Powered By Blogger

5 Nisan 2016 Salı

Sevdiğin kadına belki okuyamayacağını bilerek, on üç gün boyunca mektup yazmak...

     Yazarların yazdığı ama, hesapta olmayan kitaplar vardır. Cemal Süreya’nın, On Üç Günün Mektupları kitabı da, hesapta olmayan kitaplar kısmına dahil işte. Eşi Zuhal Hanım’ın tehlikeli ve ağır denebilecek bir ameliyatı vardır. Ameliyattan sonrası da risklidir. Çünkü hayatına felçli olarak devam etme gibi bir olasılık da söz konusudur. İşte böyle bir ortamda Zuhal Hanım ameliyata girer. Ameliyatından hastaneden çıkıncaya kadar, eşine mektup yazar durur. Bu her gün böyle devam eder. Ta ki, eşi hastaneden çıkıncaya kadar. On üç günün sonunda eşi hastaneden çıkmıştır.
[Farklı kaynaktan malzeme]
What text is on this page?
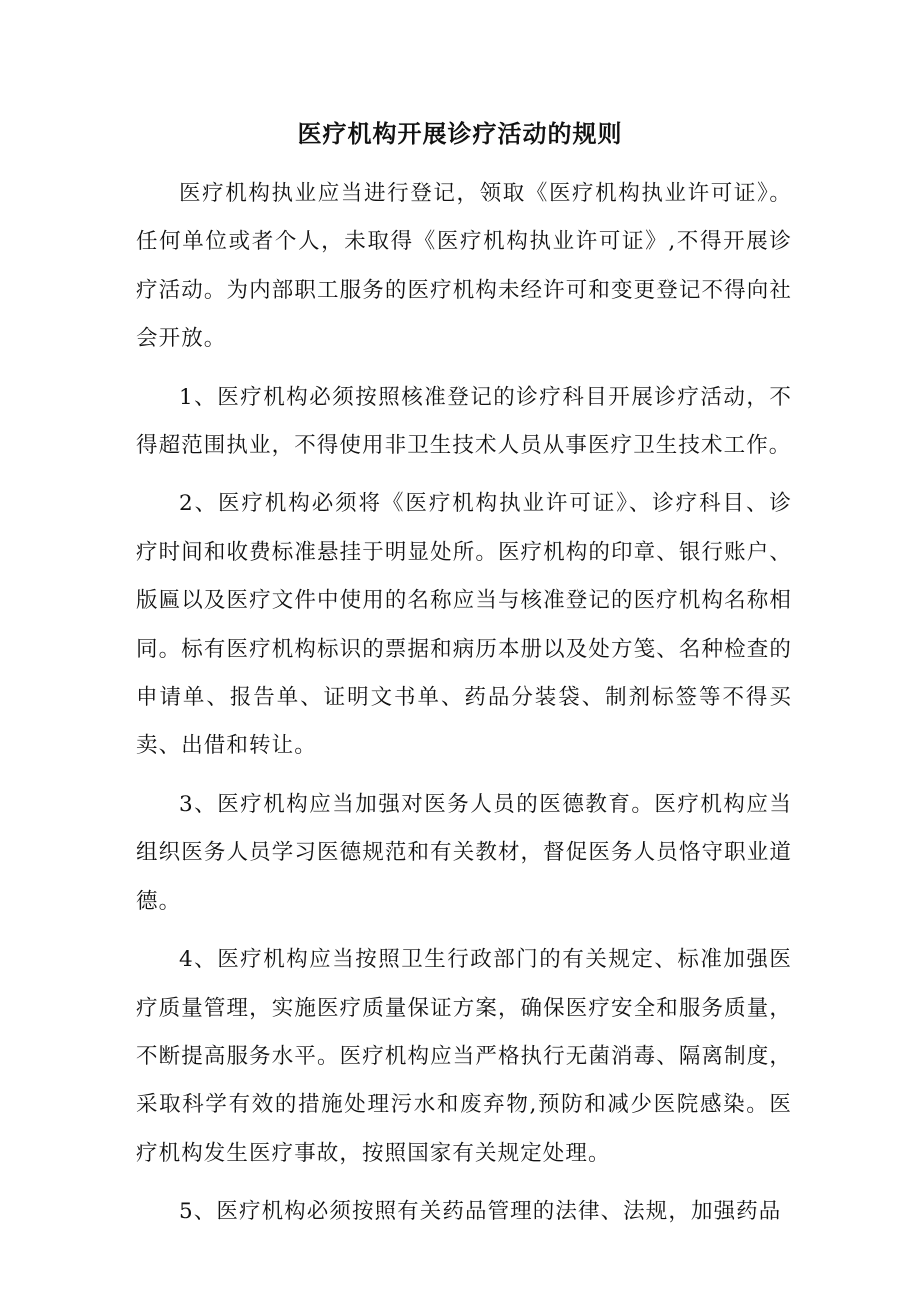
医疗机构开展诊疗活动的规则

医疗机构执业应当进行登记，领取《医疗机构执业许可证》。任何单位或者个人，未取得《医疗机构执业许可证》,不得开展诊疗活动。为内部职工服务的医疗机构未经许可和变更登记不得向社会开放。

1、医疗机构必须按照核准登记的诊疗科目开展诊疗活动，不得超范围执业，不得使用非卫生技术人员从事医疗卫生技术工作。

2、医疗机构必须将《医疗机构执业许可证》、诊疗科目、诊疗时间和收费标准悬挂于明显处所。医疗机构的印章、银行账户、版匾以及医疗文件中使用的名称应当与核准登记的医疗机构名称相同。标有医疗机构标识的票据和病历本册以及处方笺、名种检查的申请单、报告单、证明文书单、药品分装袋、制剂标签等不得买卖、出借和转让。

3、医疗机构应当加强对医务人员的医德教育。医疗机构应当组织医务人员学习医德规范和有关教材，督促医务人员恪守职业道德。

4、医疗机构应当按照卫生行政部门的有关规定、标准加强医疗质量管理，实施医疗质量保证方案，确保医疗安全和服务质量，不断提高服务水平。医疗机构应当严格执行无菌消毒、隔离制度，采取科学有效的措施处理污水和废弃物,预防和减少医院感染。医疗机构发生医疗事故，按照国家有关规定处理。

5、医疗机构必须按照有关药品管理的法律、法规，加强药品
Ve şükür ki, korkulan hiçbir şey başa gelmemiştir. Eşine yazdığı bu on üç gündeki mektuplar, sonunda kitap olur.
cemal süreya

                                                   GERÇEK ADI BAŞKADIR
     Kitabın adını da, eşi Zuhal Hanım koyar. Eşi de kendisi gibi bir şairdir. Normal mesleği muhasebecilik olsa bile. İkisi de takma adlar kullanırlar. “Takma ad derken? Yani Cemal Süreya da mı takma admış?” sorusunu sorduğunuzu duyar gibiyim. Evet, aynen öyle. Gerçek adı Cemalettin Seber’dir. Eşi ise Elif Sorgun adını kullanmaktadır. Kitap, Yapı Kredi Yayınları’ndan çıkmış. Tesadüfe bakın ki, kitabın adı gibi, tam on üç baskıya ulaşmış. On üç gün boyunca mektuplar yazdığı kadınla, tanışma hikayesini de öğrenmek ister misiniz? Bunun için ilk tanıştıkları geceye gitmemiz gerekiyor. Tarihler 1967 yılıdır. Mevsimlerden ilkbahar. Türk Edebiyatçılar Birliği Lokalinin açılış gecesi vesile olur tanışmalarına.
                                                      NASIL TANIŞTILAR?
     Bundan sonrasını isterseniz eşi Zuhal Hanım’dan dinleyelim: “Gece kalabalık ve neşeliydi. Bir ara Cemal Süreya yanıma yaklaştı ve ‘Benimle evlenir misin?’ dedi. Yakınlaşmayı çok iyi bilen biri olduğu için önceleri kaçtım ondan. Daha sonra rastlaşmalarımız, duygusallığımız, nişan yüzüğünü kapalıçarşıda bir çayhanede takmışlığımız, altı ay sonra yıldırım nikahıyla noktalandı. Nikah tanıklarımız: Muzaffer Buyrukçu ile Tevfik Akdağ idi. Ercüment Uçarı da tek konuğumuzdu. Evimizin gecelerini Ülkü Tamer, Gülsen Tuncer, Muzaffer Buyrukçu süslerdi.” O zamanlar dikkat ederseniz yazarlar hep iç içeymiş. Bugün için böyle bir durum göremiyoruz. Belki de zamanın ruhu bunu gerektiriyordur. Böyle başlayan ve evlilikle biten bir tanışma hikayesi. Ardından bir ameliyat. Yazarın sevdiğine olan hislerini mektuplara dökmesi ve ardından gelen bir kitap. Hayatla yazmak iç içe.

Foto kaynak:pixabay.com


Blog linki:yasamdanyazilar.blogspot.com              

3 yorum:

  1. Merhaba Cem bey, sanırım aboneniz, yani sıkı bir takipçiniz oldum.Bundan gurur duyarım.Bir yazım vardı, Zamanın Ruhu başlıklı.Burada geçtiği için,sizden sonra onu tekrar okuyacağım.Çok eksiklerimi gidereceğim sizden sanırım.Hayatı kaçırdığım, onunla savaştığım dönemlerim çoktu.Yaş ilerlese de öğrenme aşkım dolu dizgin.Teşekkürler katkılarınız için.Güzel günler dilerim.Ece ablanız.

    YanıtlaSil
    Yanıtlar
    1. Sizin gibi yazmaya aşık bir blogcudan bunları duymak gerçekten çok güzel. Esen kalın. Yazıyla dolu günler dilerim.